Como você lida com as travas da escrita, como a procrastinação, o medo de não corresponder às expectativas e a ansiedade de trabalhar em projetos longos?
não lido. faço o possível pra me manter em ação. dá certo sempre? não. mas quem liga? se não escrever mais nada, em algum momento, paciência. quanto a corresponder às expectativas, não ligo. uma amiga disse, certa vez, que eu era melhor pessoa que escritor. preferi ser um sujeito razoável no mundo. acho mais justo.
Quantas vezes você revisa seus textos antes de sentir que eles estão prontos? Você mostra seus trabalhos para outras pessoas antes de publicá-los?
o processo é de tantas idas e vindas com a organização das notas e rascunhos que, em dado momento, estão prontos de cansado.
eu acredito, fortemente, na comunicação entre os pares. comunicação ativa, invasiva, contundente. do ajuste sugerido, da contenda das defesas das escolhas. não tenho tido tempo, razoável e hábil, pra ser esse leitor. já fui melhor nisso. mas submeto meus textos pra conversas com leitores e leitoras que julgo exigentes. já troquei e travei muitas boas leituras com sujeitos que considero amigos/amigas próximos/próximas. considero crucial, mesmo.
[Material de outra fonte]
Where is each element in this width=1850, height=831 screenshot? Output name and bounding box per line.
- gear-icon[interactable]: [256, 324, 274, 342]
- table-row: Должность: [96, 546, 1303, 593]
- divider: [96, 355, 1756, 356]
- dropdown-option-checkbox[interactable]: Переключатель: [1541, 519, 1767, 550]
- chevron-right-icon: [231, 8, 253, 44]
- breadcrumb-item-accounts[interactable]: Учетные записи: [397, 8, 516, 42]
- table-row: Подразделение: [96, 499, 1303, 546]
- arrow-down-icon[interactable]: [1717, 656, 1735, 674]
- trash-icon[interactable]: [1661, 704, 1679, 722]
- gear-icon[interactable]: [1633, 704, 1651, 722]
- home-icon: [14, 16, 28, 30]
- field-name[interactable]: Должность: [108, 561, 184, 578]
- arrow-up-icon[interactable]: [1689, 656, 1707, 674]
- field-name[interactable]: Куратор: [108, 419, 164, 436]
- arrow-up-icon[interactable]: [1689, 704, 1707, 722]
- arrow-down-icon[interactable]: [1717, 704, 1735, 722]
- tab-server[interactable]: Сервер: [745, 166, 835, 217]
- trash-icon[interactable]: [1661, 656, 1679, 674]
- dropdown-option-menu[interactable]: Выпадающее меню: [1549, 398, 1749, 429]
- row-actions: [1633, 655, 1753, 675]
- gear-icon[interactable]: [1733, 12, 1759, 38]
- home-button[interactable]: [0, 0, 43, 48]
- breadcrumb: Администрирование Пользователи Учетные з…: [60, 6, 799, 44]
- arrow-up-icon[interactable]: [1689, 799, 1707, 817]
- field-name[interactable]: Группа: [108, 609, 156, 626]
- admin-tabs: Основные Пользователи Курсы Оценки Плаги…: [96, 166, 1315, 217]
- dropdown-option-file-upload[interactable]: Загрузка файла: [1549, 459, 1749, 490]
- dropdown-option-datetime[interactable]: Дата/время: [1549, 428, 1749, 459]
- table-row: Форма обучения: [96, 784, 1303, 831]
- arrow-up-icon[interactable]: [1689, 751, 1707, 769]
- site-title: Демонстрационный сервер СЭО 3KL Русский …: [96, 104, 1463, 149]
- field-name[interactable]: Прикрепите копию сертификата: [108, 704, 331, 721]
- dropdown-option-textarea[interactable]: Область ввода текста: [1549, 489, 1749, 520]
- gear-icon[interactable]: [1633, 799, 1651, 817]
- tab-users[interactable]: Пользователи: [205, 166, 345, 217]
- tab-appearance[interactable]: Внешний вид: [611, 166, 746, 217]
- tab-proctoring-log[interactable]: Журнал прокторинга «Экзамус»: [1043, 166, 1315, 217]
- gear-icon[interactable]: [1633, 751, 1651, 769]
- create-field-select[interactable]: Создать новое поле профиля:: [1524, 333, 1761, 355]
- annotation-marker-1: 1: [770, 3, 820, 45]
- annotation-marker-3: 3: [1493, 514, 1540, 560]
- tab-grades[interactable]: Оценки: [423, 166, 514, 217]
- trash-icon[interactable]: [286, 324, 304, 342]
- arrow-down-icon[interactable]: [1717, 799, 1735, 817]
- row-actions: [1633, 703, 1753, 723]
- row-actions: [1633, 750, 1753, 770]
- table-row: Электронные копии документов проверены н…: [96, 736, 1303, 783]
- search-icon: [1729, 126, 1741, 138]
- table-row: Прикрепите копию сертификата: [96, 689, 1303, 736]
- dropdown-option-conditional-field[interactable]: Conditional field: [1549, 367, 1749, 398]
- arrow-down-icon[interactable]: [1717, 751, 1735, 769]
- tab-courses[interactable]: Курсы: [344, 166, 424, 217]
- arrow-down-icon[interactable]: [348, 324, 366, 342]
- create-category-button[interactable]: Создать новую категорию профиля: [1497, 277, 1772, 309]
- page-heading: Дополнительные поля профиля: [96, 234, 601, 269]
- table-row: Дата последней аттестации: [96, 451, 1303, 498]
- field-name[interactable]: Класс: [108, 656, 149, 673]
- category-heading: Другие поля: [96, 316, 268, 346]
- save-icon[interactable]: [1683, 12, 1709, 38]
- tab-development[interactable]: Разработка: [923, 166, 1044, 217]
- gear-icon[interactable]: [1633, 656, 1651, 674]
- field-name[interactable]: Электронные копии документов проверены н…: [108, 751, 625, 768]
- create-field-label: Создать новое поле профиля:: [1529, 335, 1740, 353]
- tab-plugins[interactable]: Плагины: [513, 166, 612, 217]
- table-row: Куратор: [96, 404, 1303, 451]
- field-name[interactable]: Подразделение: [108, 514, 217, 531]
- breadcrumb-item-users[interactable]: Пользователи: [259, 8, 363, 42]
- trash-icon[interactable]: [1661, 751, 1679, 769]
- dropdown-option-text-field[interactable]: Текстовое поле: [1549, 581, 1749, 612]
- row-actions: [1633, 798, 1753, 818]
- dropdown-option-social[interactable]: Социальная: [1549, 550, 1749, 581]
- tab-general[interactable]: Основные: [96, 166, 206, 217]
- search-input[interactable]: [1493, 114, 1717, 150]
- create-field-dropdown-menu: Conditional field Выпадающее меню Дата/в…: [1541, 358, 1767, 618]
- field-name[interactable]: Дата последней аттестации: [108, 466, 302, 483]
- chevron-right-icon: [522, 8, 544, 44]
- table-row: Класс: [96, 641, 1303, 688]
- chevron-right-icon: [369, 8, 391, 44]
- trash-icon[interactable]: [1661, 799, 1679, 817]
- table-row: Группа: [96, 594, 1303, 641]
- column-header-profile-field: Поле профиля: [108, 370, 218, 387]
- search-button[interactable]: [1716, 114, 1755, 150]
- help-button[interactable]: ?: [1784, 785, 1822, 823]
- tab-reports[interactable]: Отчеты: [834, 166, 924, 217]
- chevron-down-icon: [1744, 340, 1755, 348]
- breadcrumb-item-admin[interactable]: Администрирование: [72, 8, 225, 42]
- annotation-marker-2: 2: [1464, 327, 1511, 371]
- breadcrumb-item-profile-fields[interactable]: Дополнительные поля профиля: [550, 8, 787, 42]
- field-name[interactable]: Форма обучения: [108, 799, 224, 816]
Cresci com isso, nas duas vias: a do leitor e a do fazedor de textos. acredito, muito, numa comunidade de leitores que, por acaso, escrevem. essa gente é que empurra o negócio pra cima. fiz meus amigos, quase todos, assim: lendo-os e sendo lido por eles, sem abrir mão das crises e das falas com mais quinas.
Como é sua relação com a tecnologia? Você escreve seus primeiros rascunhos à mão ou no computador?
desde que há computador em casa, escrevo direto na máquina. as notas, eventualmente, estão num bloco de notas do telefone ou gravadas em áudio.
De onde vêm suas ideias? Há um conjunto de hábitos que você cultiva para se manter criativo?
da observação e atenção com o movimento das vias: as faladas, as ouvidas, as lidas.
minha crença no “criativo” é uma nulidade. tenho tentado me manter exercitado.
O que você acha que mudou no seu processo de escrita ao longo dos anos? O que você diria a si mesmo se pudesse voltar à escrita de seus primeiros textos?
tecnicamente realizo melhor. entendo com mais precisão a intuição, o que melhora o processo investigativo e resolução dos textos.
não diria nada. aquele sujeito fez o que podia fazer, tendo nascido numa cidade sem livrarias, com uma biblioteca pública ridícula, pobre, sem perspectiva de crescimento fora do espaço comercial ou metalúrgico da época… ele fez o que dava pra fazer. não diria nada, mesmo.
Que projeto você gostaria de fazer, mas ainda não começou? Que livro você gostaria de ler e ele ainda não existe?
faço o que dá pra fazer. por hora é quanto basta. o livro? eles me chegam, o tempo todo, por mãos inesperadas. gostava mais que a vida justa existisse do que um livro.